[PATCH net V2 0/3] net/mlx5: Fixes for Socket-Direct

From: Tariq Toukan

Date: Mon Apr 13 2026 - 06:59:17 EST


Hi,

This series fixes several race conditions and bugs in the mlx5
Socket-Direct (SD) single netdev flow.

Patch 1 serializes mlx5_sd_init()/mlx5_sd_cleanup() with
mlx5_devcom_comp_lock() and tracks the SD group state on the primary
device, preventing concurrent or duplicate bring-up/tear-down.

Patch 2 fixes the debugfs "multi-pf" directory being stored on the
calling device's sd struct instead of the primary's, which caused
memory leaks and recreation errors when cleanup ran from a different PF.

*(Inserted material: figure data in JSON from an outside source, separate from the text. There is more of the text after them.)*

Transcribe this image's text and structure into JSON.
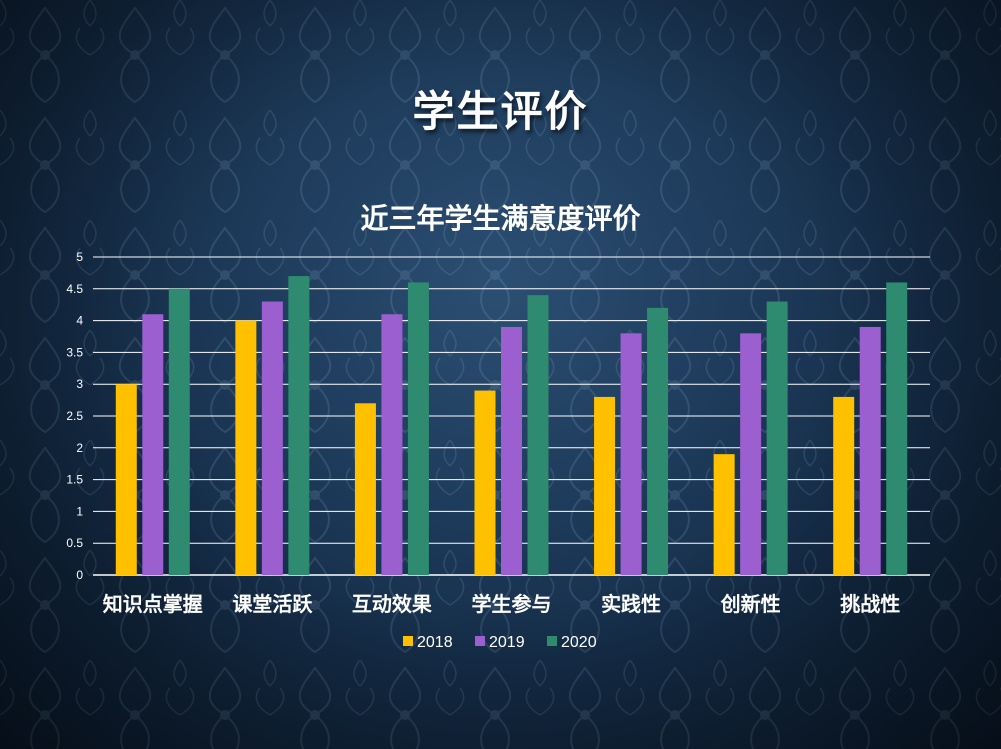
{
  "slide": {
    "title": "学生评价"
  },
  "chart_data": {
    "type": "bar",
    "title": "近三年学生满意度评价",
    "categories": [
      "知识点掌握",
      "课堂活跃",
      "互动效果",
      "学生参与",
      "实践性",
      "创新性",
      "挑战性"
    ],
    "series": [
      {
        "name": "2018",
        "color": "#FFC000",
        "values": [
          3.0,
          4.0,
          2.7,
          2.9,
          2.8,
          1.9,
          2.8
        ]
      },
      {
        "name": "2019",
        "color": "#9B5FD0",
        "values": [
          4.1,
          4.3,
          4.1,
          3.9,
          3.8,
          3.8,
          3.9
        ]
      },
      {
        "name": "2020",
        "color": "#2E8B70",
        "values": [
          4.5,
          4.7,
          4.6,
          4.4,
          4.2,
          4.3,
          4.6
        ]
      }
    ],
    "yticks": [
      "0",
      "0.5",
      "1",
      "1.5",
      "2",
      "2.5",
      "3",
      "3.5",
      "4",
      "4.5",
      "5"
    ],
    "ylim": [
      0,
      5
    ],
    "grid": true,
    "legend_position": "bottom"
  }
}
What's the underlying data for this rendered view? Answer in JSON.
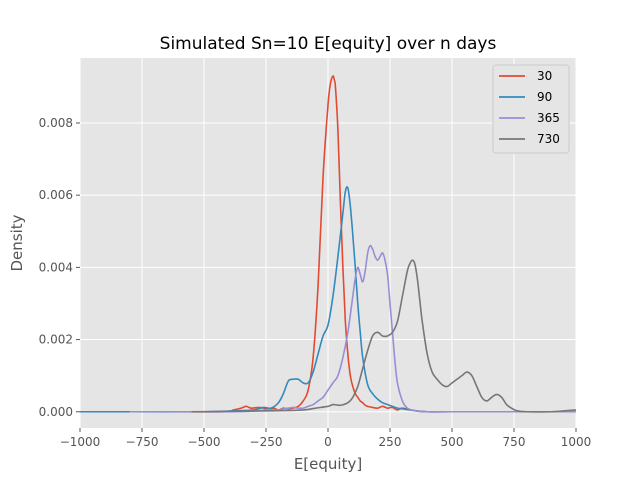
{
  "chart_data": {
    "type": "line",
    "title": "Simulated Sn=10 E[equity] over n days",
    "xlabel": "E[equity]",
    "ylabel": "Density",
    "xlim": [
      -1000,
      1000
    ],
    "ylim": [
      -0.00045,
      0.0098
    ],
    "xticks": [
      -1000,
      -750,
      -500,
      -250,
      0,
      250,
      500,
      750,
      1000
    ],
    "xtick_labels": [
      "−1000",
      "−750",
      "−500",
      "−250",
      "0",
      "250",
      "500",
      "750",
      "1000"
    ],
    "yticks": [
      0,
      0.002,
      0.004,
      0.006,
      0.008
    ],
    "ytick_labels": [
      "0.000",
      "0.002",
      "0.004",
      "0.006",
      "0.008"
    ],
    "grid": true,
    "legend_position": "top-right",
    "series": [
      {
        "name": "30",
        "color": "#E24A33",
        "x": [
          -1000,
          -600,
          -420,
          -380,
          -350,
          -330,
          -310,
          -280,
          -260,
          -240,
          -220,
          -200,
          -180,
          -160,
          -140,
          -120,
          -100,
          -80,
          -60,
          -40,
          -20,
          0,
          10,
          20,
          25,
          30,
          40,
          50,
          60,
          70,
          80,
          90,
          100,
          110,
          120,
          130,
          140,
          150,
          160,
          180,
          200,
          220,
          240,
          260,
          280,
          300,
          350,
          400,
          500,
          1000
        ],
        "y": [
          0,
          0,
          0,
          5e-05,
          0.0001,
          0.00015,
          0.0001,
          0.00012,
          0.0001,
          5e-05,
          0.0001,
          5e-05,
          0.0001,
          8e-05,
          0.0001,
          0.00015,
          0.0003,
          0.0006,
          0.0015,
          0.0035,
          0.0065,
          0.0085,
          0.0091,
          0.0093,
          0.0092,
          0.009,
          0.0078,
          0.0058,
          0.004,
          0.0025,
          0.0016,
          0.001,
          0.0007,
          0.0005,
          0.0004,
          0.0003,
          0.00025,
          0.00018,
          0.00015,
          0.00012,
          0.0001,
          0.00015,
          0.0001,
          0.00012,
          5e-05,
          0.0001,
          3e-05,
          0,
          0,
          0
        ]
      },
      {
        "name": "90",
        "color": "#348ABD",
        "x": [
          -1000,
          -800,
          -500,
          -400,
          -300,
          -260,
          -230,
          -200,
          -180,
          -160,
          -140,
          -120,
          -100,
          -80,
          -60,
          -40,
          -20,
          0,
          20,
          40,
          60,
          70,
          80,
          90,
          100,
          110,
          120,
          130,
          140,
          160,
          180,
          200,
          220,
          240,
          260,
          280,
          300,
          330,
          360,
          400,
          500,
          1000
        ],
        "y": [
          0,
          0,
          0,
          2e-05,
          5e-05,
          0.00012,
          0.0001,
          0.00025,
          0.0005,
          0.00085,
          0.0009,
          0.0009,
          0.0008,
          0.0008,
          0.0011,
          0.0016,
          0.0021,
          0.0024,
          0.0032,
          0.0043,
          0.0055,
          0.0061,
          0.0062,
          0.0057,
          0.0049,
          0.004,
          0.003,
          0.0022,
          0.0015,
          0.00075,
          0.0005,
          0.00035,
          0.00025,
          0.0002,
          0.00015,
          0.0001,
          8e-05,
          5e-05,
          2e-05,
          0,
          0,
          0
        ]
      },
      {
        "name": "365",
        "color": "#988ED5",
        "x": [
          -800,
          -550,
          -400,
          -300,
          -250,
          -200,
          -180,
          -160,
          -140,
          -120,
          -100,
          -80,
          -60,
          -40,
          -20,
          0,
          20,
          40,
          60,
          80,
          100,
          110,
          120,
          130,
          140,
          150,
          160,
          170,
          180,
          190,
          200,
          210,
          220,
          230,
          240,
          250,
          260,
          270,
          280,
          300,
          320,
          350,
          400,
          500,
          1000
        ],
        "y": [
          0,
          0,
          0,
          2e-05,
          5e-05,
          5e-05,
          8e-05,
          0.0001,
          0.00012,
          0.0001,
          0.0001,
          0.00015,
          0.0002,
          0.0003,
          0.0004,
          0.0006,
          0.0008,
          0.001,
          0.0015,
          0.0022,
          0.0032,
          0.0037,
          0.004,
          0.0038,
          0.0036,
          0.0039,
          0.0044,
          0.0046,
          0.0045,
          0.0043,
          0.0042,
          0.0043,
          0.0044,
          0.0042,
          0.0038,
          0.003,
          0.0022,
          0.0014,
          0.0008,
          0.0003,
          0.0001,
          3e-05,
          0,
          0,
          0
        ]
      },
      {
        "name": "730",
        "color": "#777777",
        "x": [
          -550,
          -300,
          -200,
          -100,
          -50,
          0,
          20,
          50,
          80,
          100,
          120,
          140,
          160,
          180,
          200,
          220,
          240,
          260,
          280,
          300,
          320,
          330,
          340,
          350,
          360,
          370,
          380,
          400,
          420,
          440,
          460,
          480,
          500,
          520,
          540,
          560,
          580,
          600,
          620,
          640,
          660,
          680,
          700,
          720,
          740,
          760,
          800,
          900,
          1000
        ],
        "y": [
          0,
          2e-05,
          3e-05,
          5e-05,
          0.0001,
          0.00015,
          0.0002,
          0.00018,
          0.00025,
          0.0004,
          0.0007,
          0.0012,
          0.0017,
          0.0021,
          0.0022,
          0.0021,
          0.0021,
          0.0022,
          0.0025,
          0.0032,
          0.0039,
          0.0041,
          0.0042,
          0.0041,
          0.0037,
          0.0031,
          0.0025,
          0.0016,
          0.0011,
          0.0009,
          0.00075,
          0.0007,
          0.0008,
          0.0009,
          0.001,
          0.0011,
          0.001,
          0.0007,
          0.0004,
          0.0003,
          0.0004,
          0.00048,
          0.0004,
          0.0002,
          0.0001,
          3e-05,
          0,
          0,
          5e-05
        ]
      }
    ]
  }
}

Patch 3 fixes a race where a secondary PF could access the primary's
auxiliary device after it had been unbound, by holding the primary's
device lock while operating on its auxiliary device.

Regards,
Tariq

V2:
- Link to V1:
https://lore.kernel.org/all/20260330193412.53408-1-tariqt@xxxxxxxxxx/
- Reorder the patches so that "net/mlx5: SD: Serialize init/cleanup"
is first.
- Add MLX5_SD_STATE_DESTROYING to the patch above to solve a concurrent
edge case.
- Expend commit message of "net/mlx5e: SD, Fix race condition in
secondary device probe/remove"

Shay Drory (3):
net/mlx5: SD: Serialize init/cleanup
net/mlx5: SD, Keep multi-pf debugfs entries on primary
net/mlx5e: SD, Fix race condition in secondary device probe/remove

.../net/ethernet/mellanox/mlx5/core/en_main.c | 18 +++--
.../net/ethernet/mellanox/mlx5/core/lib/sd.c | 70 ++++++++++++++++---
.../net/ethernet/mellanox/mlx5/core/lib/sd.h | 2 +
3 files changed, 77 insertions(+), 13 deletions(-)


base-commit: 2dddb34dd0d07b01fa770eca89480a4da4f13153
--
2.44.0